Şehirde yedi sekiz tane camii var. Yürüme mesafesinde olan bu camilerden herhangi birine ulaşmak oldukça kolay. Burada müftülük durumları biraz garip. İki müftü var; ilki Türk azınlığın seçtiği ve Türkiye’nin tanıdığı, ikincisi ise Yunan hükümetinin atadığı müftü. Evlenme ve boşanma gibi durumlar müftülük eliyle yürütülüyor. Ardından Yunan hükümeti evlilik kurumunu tanıyor. Ama bu işlem için kendi atadığı müftüyü yetkilendiriyor. Türk azınlığın ise kendi seçtikleri müftüyü benimsedikleri çok aşikâr. Bu ikiliğin olması halkta bir ikiliğe neden olmuyor. Herkes genel olarak mutlu ve işinde gücünde.
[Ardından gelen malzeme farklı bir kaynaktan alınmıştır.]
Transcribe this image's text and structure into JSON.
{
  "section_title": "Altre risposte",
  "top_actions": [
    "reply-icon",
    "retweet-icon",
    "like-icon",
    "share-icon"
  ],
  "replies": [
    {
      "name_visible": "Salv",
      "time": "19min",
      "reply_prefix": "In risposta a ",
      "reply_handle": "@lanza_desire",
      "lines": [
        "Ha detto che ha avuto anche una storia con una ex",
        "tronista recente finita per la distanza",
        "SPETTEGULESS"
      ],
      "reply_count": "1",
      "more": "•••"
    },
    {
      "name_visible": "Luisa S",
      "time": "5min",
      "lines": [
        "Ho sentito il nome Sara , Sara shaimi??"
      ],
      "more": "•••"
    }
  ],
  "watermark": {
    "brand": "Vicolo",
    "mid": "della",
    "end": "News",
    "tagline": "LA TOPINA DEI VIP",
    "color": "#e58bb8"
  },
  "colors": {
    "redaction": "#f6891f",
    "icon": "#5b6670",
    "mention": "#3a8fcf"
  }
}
Bu güzel şehirde, gece böcek sesleri ile uyuyup sabah kuş sesleri ile uyanabiliyorsunuz. Yeşilin her tonu mevcut; toprağı verimli ve bereketli. Biraz Karadeniz biraz Ege biraz da Akdeniz iklimine sahip bu diyarı gezip görmeyi imkânı olan herkese tavsiye ederim.